Van: Thank you, Linda, for having read it with such attention. I, too, love the story of Aleki who caught a fish when he was fifteen and didn’t pay the ticket that you get when the fish is too small. And then he didn’t show up in court. He’s 15 years old. That became a felony on his record, so when he applied, he was blackballed from employment. He didn’t even know he had a record. Thanks to the partnership, our community partners were able to expunge that, and the company was able to hire him. But thank you for pointing out all these learnings throughout the book that could be of value to someone who is really at the helm, like you, of an institution as a trustee. All right, Gustavo Herrera, CEO of Arts for LA, you have the hardest role! I saved the best for last here, Gustavo!

Gustavo Herrera: (laughs) I’ll try and bring it home. Good morning, Van. Thank you so much for the invitation to be a part of this. All of the colleagues that are here with us are just amazing, amazing leaders. I completely agree with what folks have shared about this being a playbook. If I were thinking about words to look this up, it’s almost like “how to be a game-changer.”

But what I deeply appreciated about this book, Van, is there’s also a lot of personal anecdotes in the book. There was a quote that you shared from your mentor, Bettie Steiger, who said, “You need to give up who you are in order to become who you can be.” And I sat and really thought, you know, there’s a lot of bits and pieces like that, profound words to really meditate on throughout the book. I think, Van, this book is really riddled with those types of profundities, but also the real-world, real-time problem-solving that will help leaders who are trying to drive seismic change.

I also really appreciated and loved the robot-zombie apocalypse podcast…the conversation between Jamie Merisotis, CEO of Lumina Foundation, and yourself. It was a conversation around the future of work and the anxiety around this question of robots taking over human jobs. What I really appreciated as I was reading the book is Jamie’s emphasis on nurturing the foundational human capabilities, and that’s really what prepares people for human work — to focus on preparing people with compassion, empathy, ethics, collaboration, and creativity. Those are the traits and the characteristics that ultimately develop strong leadership over time. I appreciated all that so much.

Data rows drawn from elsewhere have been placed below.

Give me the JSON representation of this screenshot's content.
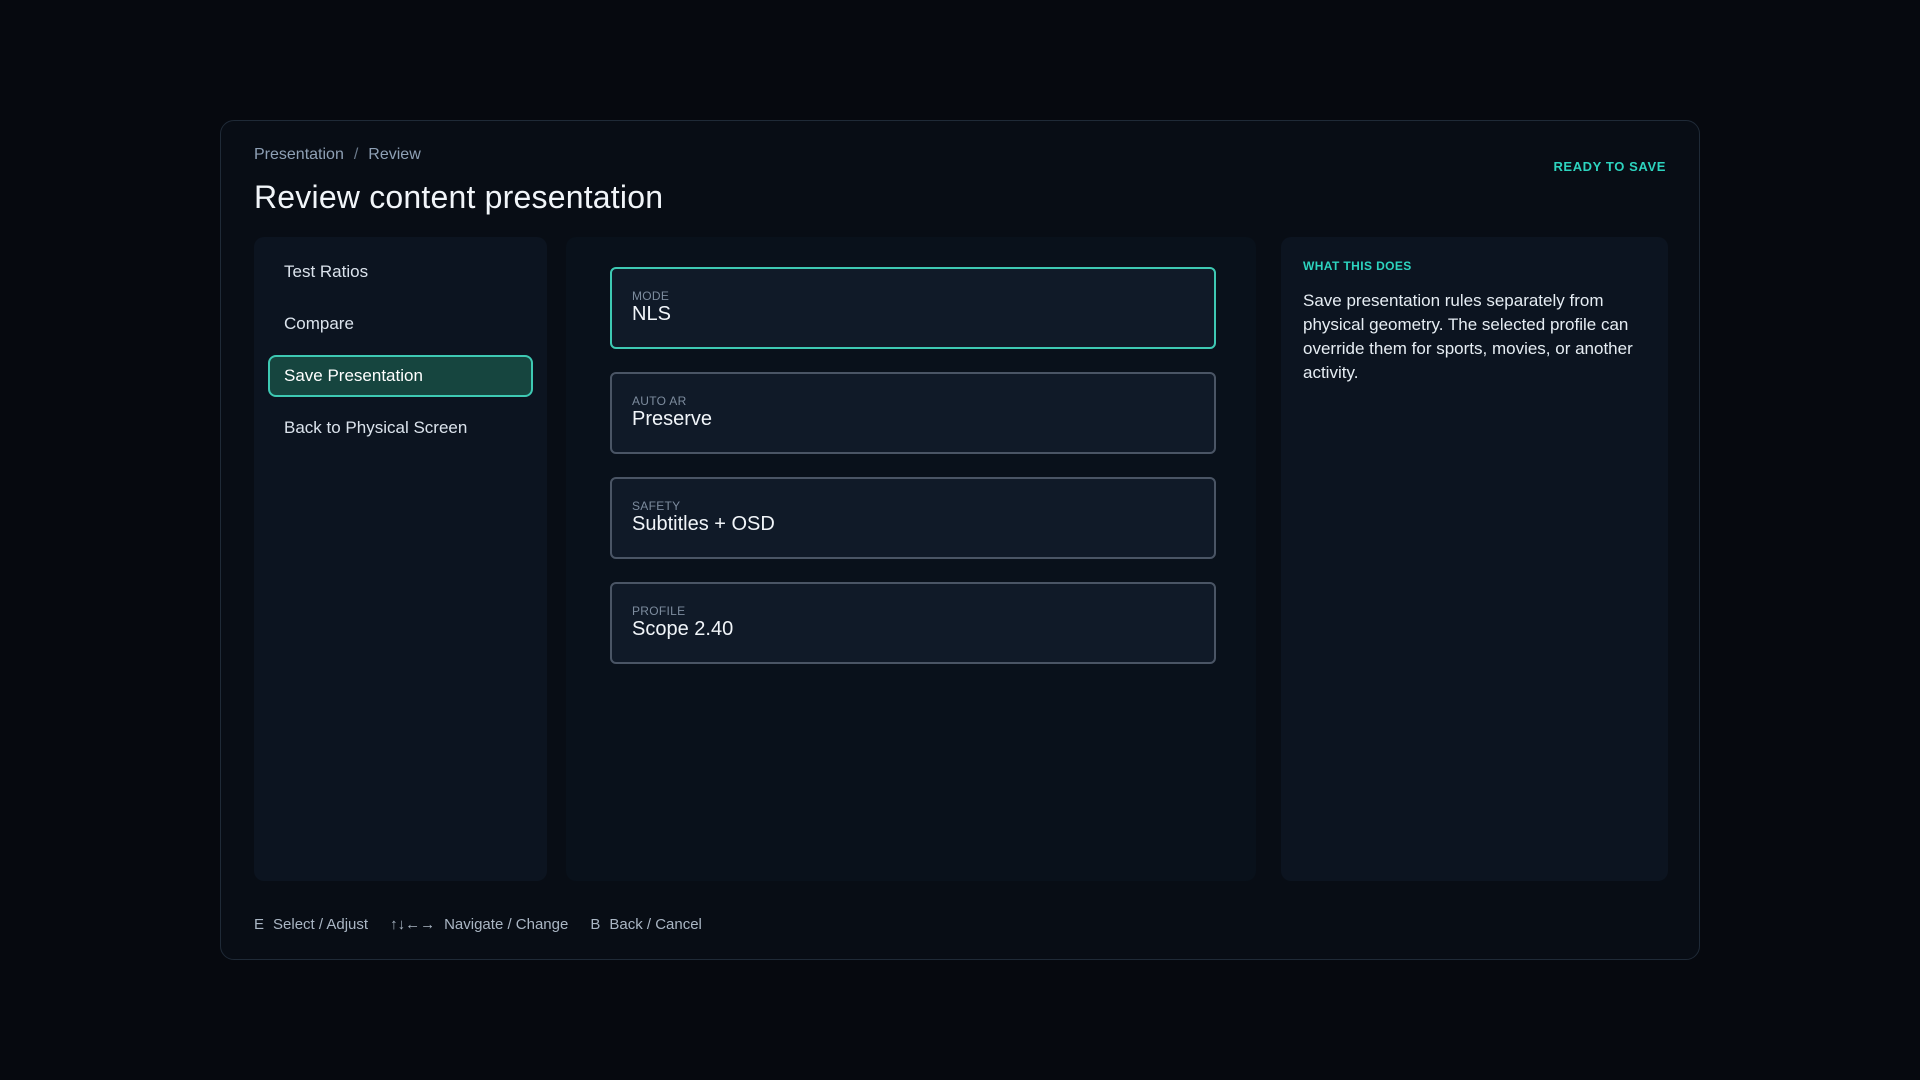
{
  "breadcrumb": {
    "items": [
      "Presentation",
      "Review"
    ],
    "separator": "/"
  },
  "page_title": "Review content presentation",
  "status": {
    "text": "READY TO SAVE",
    "color": "#2dd4bf"
  },
  "sidebar": {
    "items": [
      {
        "label": "Test Ratios",
        "active": false
      },
      {
        "label": "Compare",
        "active": false
      },
      {
        "label": "Save Presentation",
        "active": true
      },
      {
        "label": "Back to Physical Screen",
        "active": false
      }
    ]
  },
  "fields": [
    {
      "label": "MODE",
      "value": "NLS",
      "focused": true
    },
    {
      "label": "AUTO AR",
      "value": "Preserve",
      "focused": false
    },
    {
      "label": "SAFETY",
      "value": "Subtitles + OSD",
      "focused": false
    },
    {
      "label": "PROFILE",
      "value": "Scope 2.40",
      "focused": false
    }
  ],
  "info": {
    "heading": "WHAT THIS DOES",
    "body": "Save presentation rules separately from physical geometry. The selected profile can override them for sports, movies, or another activity."
  },
  "hints": [
    {
      "key": "E",
      "label": "Select / Adjust"
    },
    {
      "key": "↑↓←→",
      "label": "Navigate / Change"
    },
    {
      "key": "B",
      "label": "Back / Cancel"
    }
  ],
  "colors": {
    "accent": "#2dd4bf",
    "active_bg": "#16453f",
    "background": "#06090f"
  }
}
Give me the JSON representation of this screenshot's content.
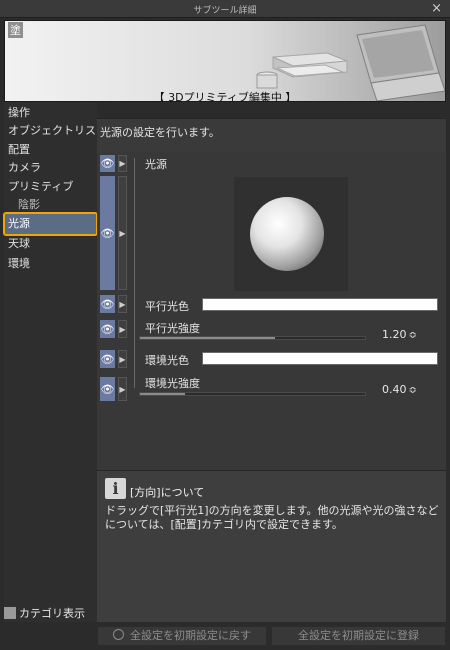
{
  "window": {
    "title": "サブツール詳細",
    "close_glyph": "×"
  },
  "preview": {
    "ghost_label": "塗",
    "status": "【 3Dプリミティブ編集中 】"
  },
  "categories": [
    {
      "label": "操作"
    },
    {
      "label": "オブジェクトリスト"
    },
    {
      "label": "配置"
    },
    {
      "label": "カメラ"
    },
    {
      "label": "プリミティブ"
    },
    {
      "label": "陰影"
    },
    {
      "label": "光源"
    },
    {
      "label": "天球"
    },
    {
      "label": "環境"
    }
  ],
  "selected_category": "光源",
  "category_toggle_label": "カテゴリ表示",
  "description": "光源の設定を行います。",
  "icons": {
    "eye": "👁",
    "expand": "▶",
    "spin": "≎"
  },
  "settings": {
    "light_source_label": "光源",
    "parallel_color_label": "平行光色",
    "parallel_color": "#ffffff",
    "parallel_strength_label": "平行光強度",
    "parallel_strength_value": "1.20",
    "parallel_strength_fill": 0.6,
    "ambient_color_label": "環境光色",
    "ambient_color": "#ffffff",
    "ambient_strength_label": "環境光強度",
    "ambient_strength_value": "0.40",
    "ambient_strength_fill": 0.2
  },
  "info": {
    "icon_glyph": "i",
    "heading": "[方向]について",
    "body": "ドラッグで[平行光1]の方向を変更します。他の光源や光の強さなどについては、[配置]カテゴリ内で設定できます。"
  },
  "footer": {
    "reset_label": "全設定を初期設定に戻す",
    "register_label": "全設定を初期設定に登録"
  },
  "colors": {
    "accent_highlight": "#f0a500",
    "selection_bg": "#5c6b86",
    "eye_button": "#6b7aa0"
  }
}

It reminded me of Simon Sinek’s YouTube video where he says that he hates the term “soft skills” because there’s nothing soft about them. Rather than soft skills, he proposes “human skills,” and all of that was packaged into the book. Now, as a CEO of an arts advocacy organization, I’m constantly thinking about not just how we build a stronger workforce, but also how do we build a more strong and creative workforce to really thrive and build change? So, this book is absolutely incredible. I know I’ll continue to reread the book and pull anecdotes from it. I’m just really grateful for this opportunity to share my reflections on the book, Van. Thank you.

Van: Thank you so much, Gustavo. I’m glad that the comments of my mentors resonated with your personal and career journey as well.

As we wrap up, we would love your help to spread the word about the book. As you saw with the magnitude of the numbers, we need to get these strategies and playbooks out to others so that they can be part of the solution. The book is on a number of best seller and hot new release lists. If you happen to be on Amazon or Barnes & Noble or wherever you bought the book, it’s such a gift to an author to have a review written. It’s very, very easy. If you go down to where the stars are, you can just click “write a customer review,” add a headline, put in one or two sentences, and press submit. It’ll take less than a minute. I would so appreciate it if you could do a review.

I want to thank all my friends and colleagues who joined as panelists today. You’re so terrific, and it was such a wonderful celebration to have you with me today. And thank you to everyone in our audience for joining. Hopefully, you got great wisdom and insights from spending the time with us.